Entre ediciones impresas y online de cuatro diarios locales, leía la novela de Pemex Cadereyta y su humareda amarilla. Respetaron el clásico y justo recurso de “parte y contraparte”. También cabecearon y jerarquizaron con los criterios periodísticos de “oportunidad e inmediatez”. Pero mientras unos procuran dar varios enfoques al tema, otros claramente inducen opiniones. El Norte, por ejemplo:

“Intenta clausurar Estado a Refinería / Tras difundirse imágenes de columnas de humo, Secretaría del Medio Ambiente de NL busca suspender operaciones en la Refinería de Cadereyta.”

“Minimiza Pemex: es ‘vapor de agua’ / Pemex busca minimizar columnas de humo amarillo y negro que salieron de su Refinería en Cadereyta y asegura que eran ‘99% vapor de agua’.”

En el cabeceo de la segunda nota no reporta un hecho sino da una interpretación de este; asume que la contraparte es tendenciosa, es decir, falsa; sicoanaliza a Pemex, editorializa. La nota completa podrá ser objetiva, pero el lector ya está prejuiciado por la cabeza.

Milenio incluye pero no abunda mucho en la contraparte y sí en la reacción del Estado.

El Porvenir intenta equilibrar la reacción estatal con la contraparte de Pemex.

ABC destaca la reacción estatal y detalla, online, la contraparte de Pemex. Además agrega opiniones obviamente oportunistas de Miguel Treviño y Hernán Salinas, quienes ni son expertos en temas ambientales, ni deben tener voz y voto en las decisiones estatales o federales al respecto. Su opinión es respetable, pero inútil, irresponsable e insidiosa.

Algunos incluyen la noticia de un informe/reclamo que no fue recibido en Pemex. Obviamente no fue un rechazo deliberado; en plenos puente y festejos por la Expropiación Petrolera, era de esperarse que no hubiera personal administrativo y muy apenas operativo.
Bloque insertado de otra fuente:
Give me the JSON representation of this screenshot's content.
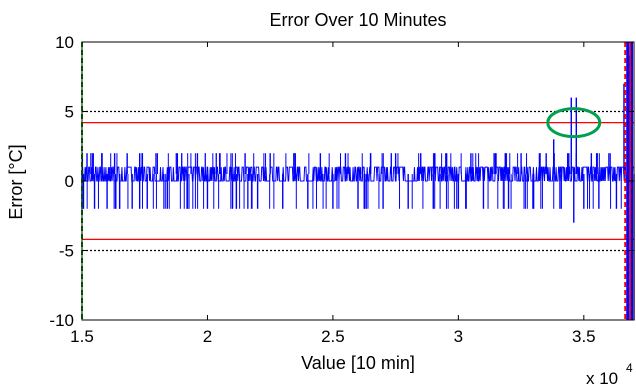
{
  "chart_data": {
    "type": "line",
    "title": "Error Over 10 Minutes",
    "xlabel": "Value [10 min]",
    "ylabel": "Error [°C]",
    "x_scale_note": "x 10",
    "x_scale_exponent": "4",
    "xlim": [
      1.5,
      3.7
    ],
    "ylim": [
      -10,
      10
    ],
    "x_ticks": [
      1.5,
      2,
      2.5,
      3,
      3.5
    ],
    "x_tick_labels": [
      "1.5",
      "2",
      "2.5",
      "3",
      "3.5"
    ],
    "y_ticks": [
      -10,
      -5,
      0,
      5,
      10
    ],
    "y_tick_labels": [
      "-10",
      "-5",
      "0",
      "5",
      "10"
    ],
    "grid": false,
    "colors": {
      "series": "#0000ff",
      "threshold_red": "#ff0000",
      "threshold_black": "#000000",
      "marker_green": "#00a000",
      "highlight_ellipse": "#00a050"
    },
    "reference_lines": [
      {
        "y": 5,
        "style": "dotted",
        "color": "#000000"
      },
      {
        "y": -5,
        "style": "dotted",
        "color": "#000000"
      },
      {
        "y": 4.2,
        "style": "solid",
        "color": "#ff0000"
      },
      {
        "y": -4.2,
        "style": "solid",
        "color": "#ff0000"
      }
    ],
    "vertical_markers": [
      {
        "x": 1.5,
        "style": "dashed",
        "color": "#00a000"
      },
      {
        "x": 3.665,
        "style": "dashed",
        "color": "#ff0000"
      },
      {
        "x": 3.685,
        "style": "solid",
        "color": "#ff0000"
      }
    ],
    "highlight": {
      "x": 3.46,
      "y": 4.2,
      "shape": "ellipse",
      "color": "#00a050"
    },
    "series": [
      {
        "baseline_band": [
          0,
          1
        ],
        "x": [
          1.5,
          1.52,
          1.55,
          1.58,
          1.6,
          1.63,
          1.65,
          1.68,
          1.7,
          1.73,
          1.76,
          1.8,
          1.84,
          1.88,
          1.92,
          1.96,
          2.0,
          2.05,
          2.1,
          2.15,
          2.2,
          2.25,
          2.3,
          2.35,
          2.4,
          2.45,
          2.5,
          2.55,
          2.6,
          2.65,
          2.7,
          2.75,
          2.8,
          2.85,
          2.9,
          2.95,
          3.0,
          3.05,
          3.1,
          3.15,
          3.2,
          3.25,
          3.3,
          3.35,
          3.38,
          3.41,
          3.44,
          3.45,
          3.46,
          3.47,
          3.5,
          3.53,
          3.56,
          3.6,
          3.63,
          3.66,
          3.68,
          3.7
        ],
        "spike_values": [
          -2,
          2,
          -2,
          2,
          -2,
          2,
          -2,
          2,
          -2,
          2,
          -2,
          2,
          -2,
          2,
          -2,
          2,
          -2,
          2,
          -2,
          2,
          -2,
          2,
          -2,
          2,
          -2,
          2,
          -2,
          2,
          -2,
          2,
          -2,
          2,
          -2,
          2,
          -2,
          2,
          -2,
          2,
          -2,
          2,
          -2,
          2,
          -2,
          2,
          3,
          -2,
          2,
          6,
          -3,
          6,
          -2,
          2,
          -2,
          2,
          -2,
          7,
          9,
          -10
        ]
      }
    ]
  }
}
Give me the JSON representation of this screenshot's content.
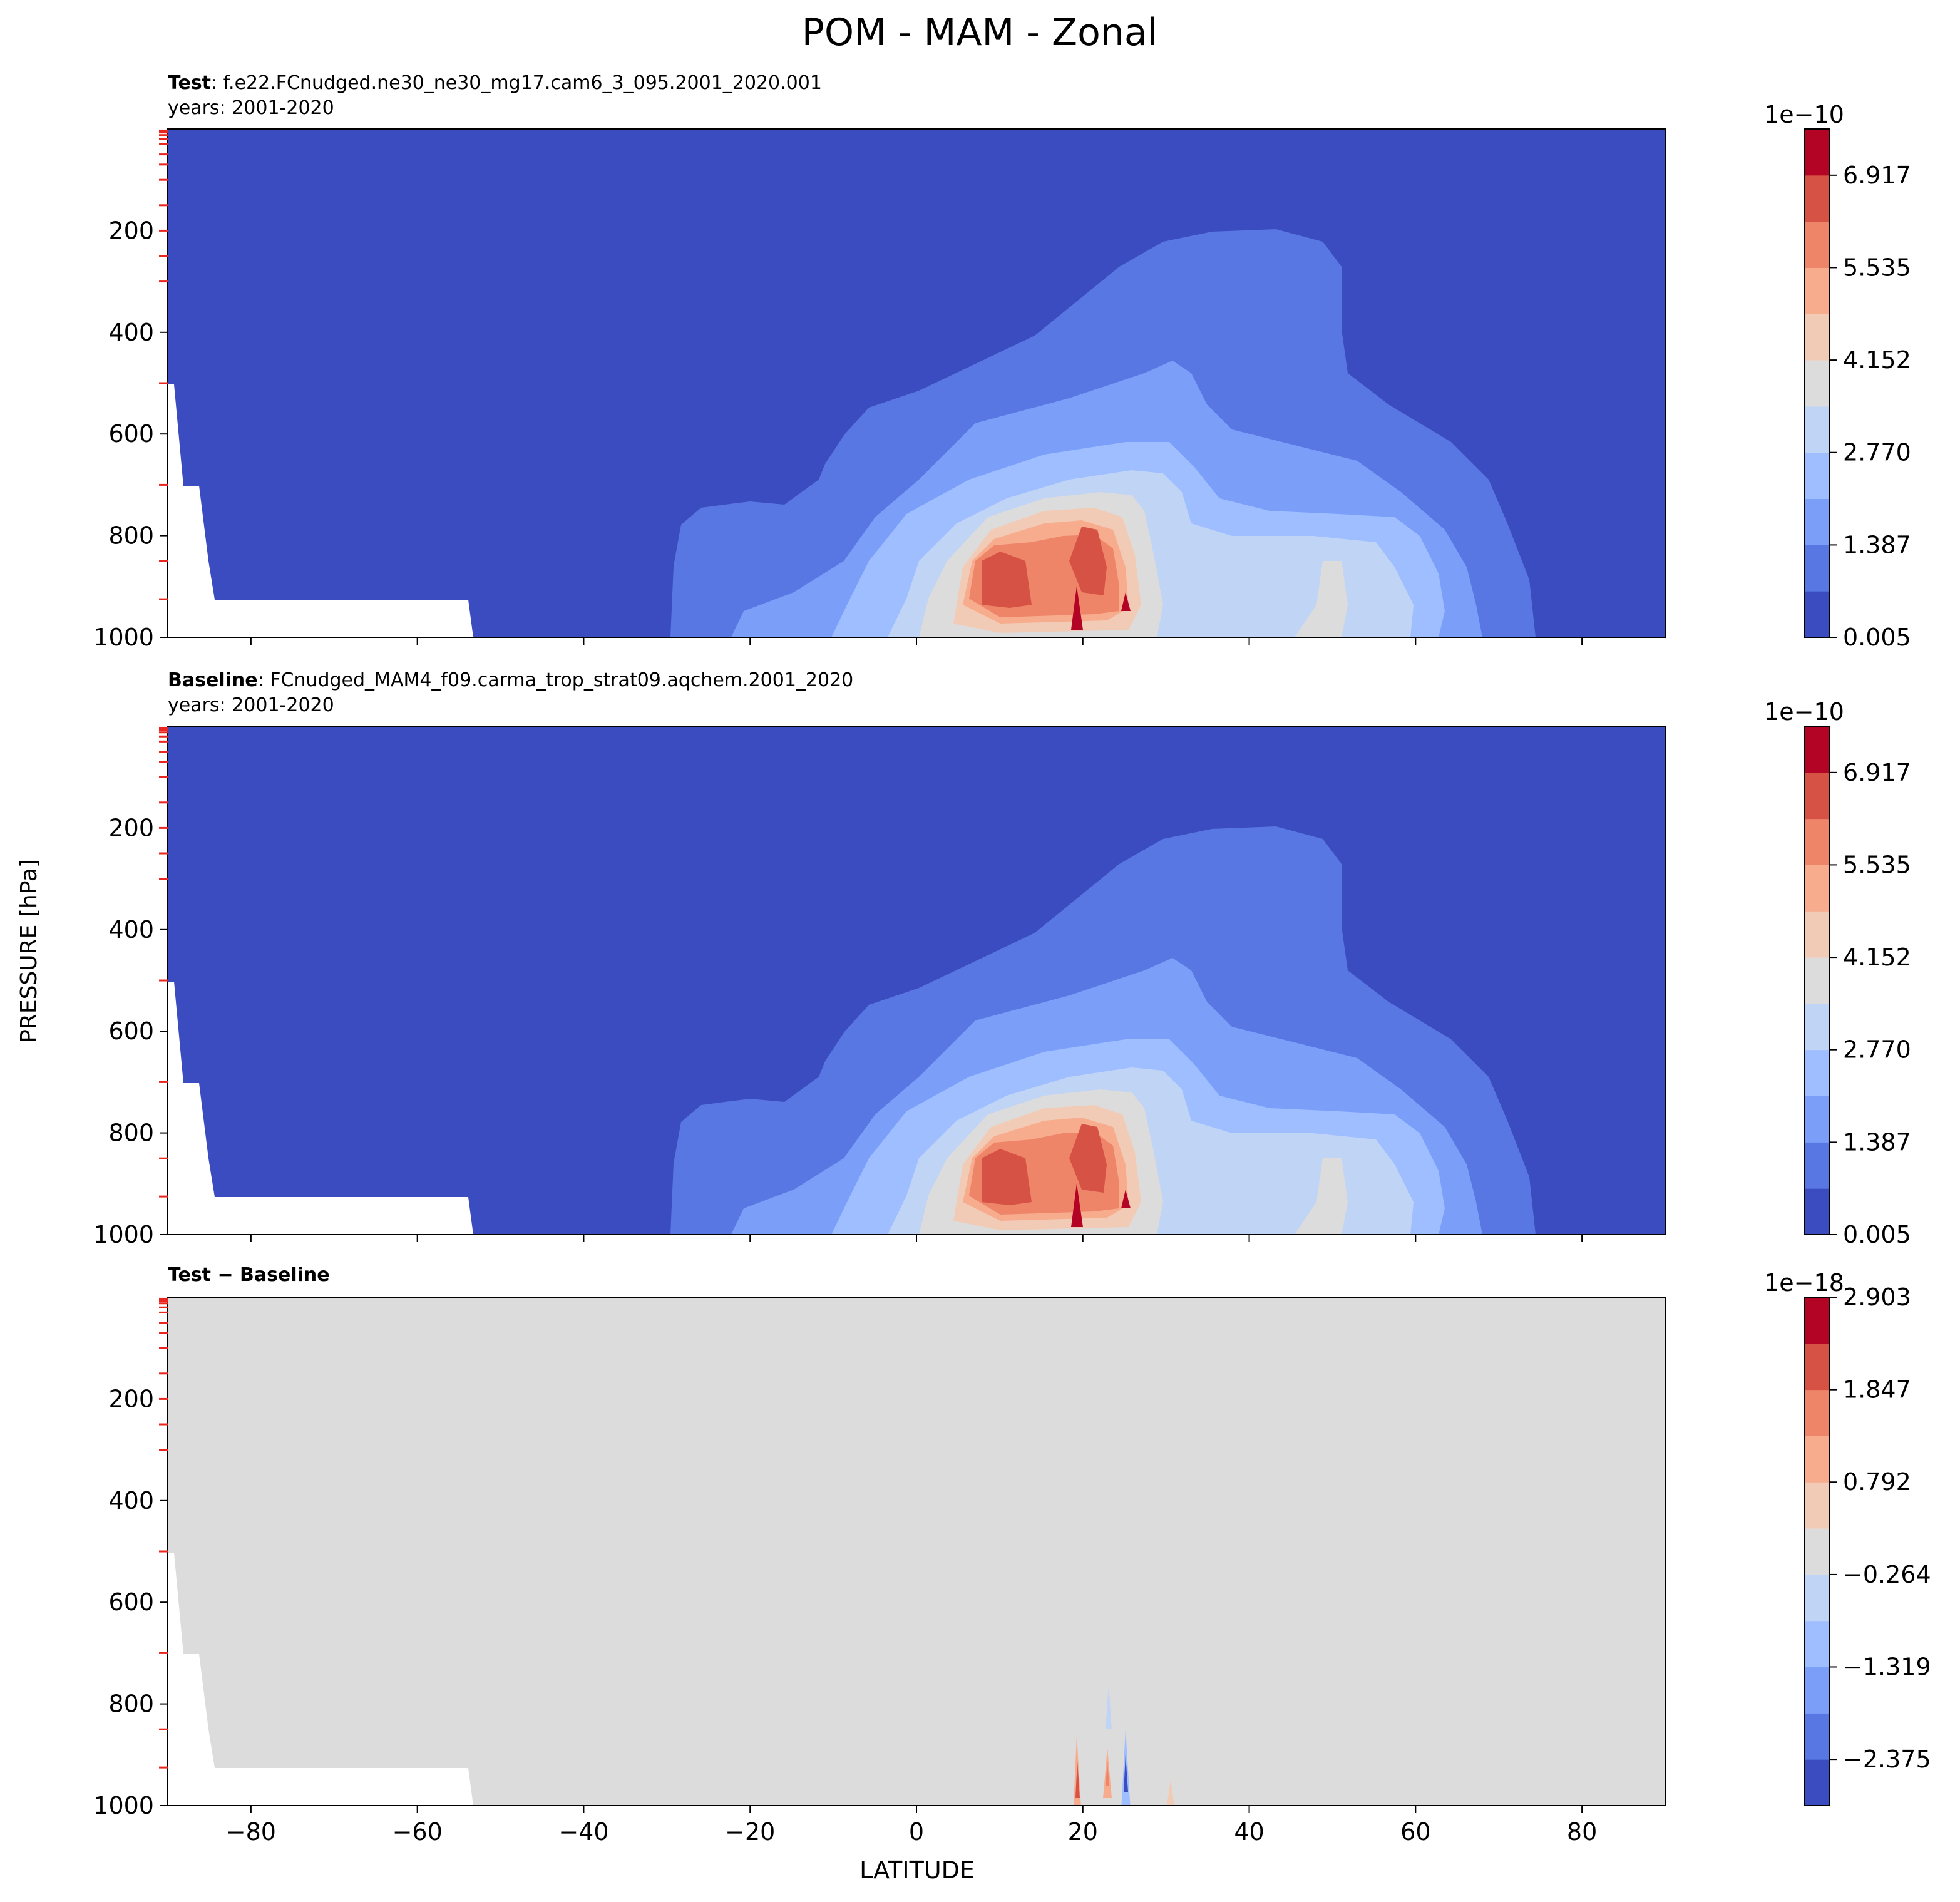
{
  "figure": {
    "title": "POM - MAM - Zonal",
    "ylabel": "PRESSURE [hPa]",
    "xlabel": "LATITUDE"
  },
  "panels": [
    {
      "label_bold": "Test",
      "label_rest": ": f.e22.FCnudged.ne30_ne30_mg17.cam6_3_095.2001_2020.001",
      "years": "years: 2001-2020",
      "colorbar_exponent": "1e−10",
      "colorbar_ticks": [
        "6.917",
        "5.535",
        "4.152",
        "2.770",
        "1.387",
        "0.005"
      ]
    },
    {
      "label_bold": "Baseline",
      "label_rest": ": FCnudged_MAM4_f09.carma_trop_strat09.aqchem.2001_2020",
      "years": "years: 2001-2020",
      "colorbar_exponent": "1e−10",
      "colorbar_ticks": [
        "6.917",
        "5.535",
        "4.152",
        "2.770",
        "1.387",
        "0.005"
      ]
    },
    {
      "label_bold": "Test − Baseline",
      "label_rest": "",
      "years": "",
      "colorbar_exponent": "1e−18",
      "colorbar_ticks": [
        "2.903",
        "1.847",
        "0.792",
        "−0.264",
        "−1.319",
        "−2.375"
      ]
    }
  ],
  "chart_data": {
    "type": "heatmap",
    "description_units": "latitude (degrees) vs pressure (hPa)",
    "x_ticks": [
      "−80",
      "−60",
      "−40",
      "−20",
      "0",
      "20",
      "40",
      "60",
      "80"
    ],
    "x_tick_values": [
      -80,
      -60,
      -40,
      -20,
      0,
      20,
      40,
      60,
      80
    ],
    "y_ticks": [
      "200",
      "400",
      "600",
      "800",
      "1000"
    ],
    "y_tick_values": [
      200,
      400,
      600,
      800,
      1000
    ],
    "xlim": [
      -90,
      90
    ],
    "ylim": [
      0,
      1000
    ],
    "y_inverted": true,
    "model_level_markers_hPa": [
      3,
      5,
      7,
      12,
      20,
      30,
      50,
      70,
      100,
      150,
      200,
      250,
      300,
      500,
      700,
      850,
      925
    ],
    "colormap": "coolwarm",
    "colors": [
      "#3b4cc0",
      "#5977e3",
      "#7b9ff9",
      "#9ebeff",
      "#c0d4f5",
      "#dddcdc",
      "#f2cbb7",
      "#f7ac8e",
      "#ee8468",
      "#d65244",
      "#b40426"
    ],
    "series": [
      {
        "panel": "Test",
        "levels": [
          0.005,
          1.387,
          2.77,
          4.152,
          5.535,
          6.917
        ],
        "level_exponent": -10,
        "features": {
          "background_level": 0.005,
          "max_region_latitude": [
            8,
            26
          ],
          "max_region_pressure": [
            800,
            1000
          ],
          "plume_top_pressure": 220
        }
      },
      {
        "panel": "Baseline",
        "levels": [
          0.005,
          1.387,
          2.77,
          4.152,
          5.535,
          6.917
        ],
        "level_exponent": -10,
        "features": {
          "background_level": 0.005,
          "max_region_latitude": [
            8,
            26
          ],
          "max_region_pressure": [
            800,
            1000
          ],
          "plume_top_pressure": 220
        }
      },
      {
        "panel": "Test − Baseline",
        "levels": [
          -2.375,
          -1.319,
          -0.264,
          0.792,
          1.847,
          2.903
        ],
        "level_exponent": -18,
        "features": {
          "background_level": 0,
          "anomaly_latitudes": [
            19,
            23,
            25,
            31
          ],
          "anomaly_pressure": [
            850,
            1000
          ]
        }
      }
    ]
  }
}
De hecho, el Estado aplicó alguna vez ese truco a los legisladores locales y con argumentos raquíticos.

Eso sí, en todos los casos, espero que sin intención, se hizo origami con papel periódico para elaborar la socorrida “caja china” dónde guardar temas como: otras empresas emisoras de contaminantes ¡dentro de la ciudad!, y el mitote político entre el gobierno estatal y coligadas fracciones legislativas facciosas… entre muchos, muchos otros temas.

Queda pendiente lo más obvio: la explicación clara, convincente, científica y sin prejuicios, de qué fue lo que de verdad emitió Pemex en esa impresionante columna de humos y vapores, y cuál fue su impacto ambiental. Con Pemex o sin Pemex, Monterrey ya respira en una cámara de gases y polvos. Ni Pemex ni organismos estatales de salud y medio ambiente son confiables. Urge una tercera opción que no represente intereses ni empresariales ni políticos; que no opine sino certifique. Parece que no la hay, o si la hay, ni a los involucrados ni a los medios les interesa darle espacio.

Tesla sí construirá muchos autos eléctricos, pero no se hagan ilusiones, no son para nosotros. Desengañémonos: en estos momentos no podemos renunciar al petróleo, es un tema de equilibrio político y económico mundial.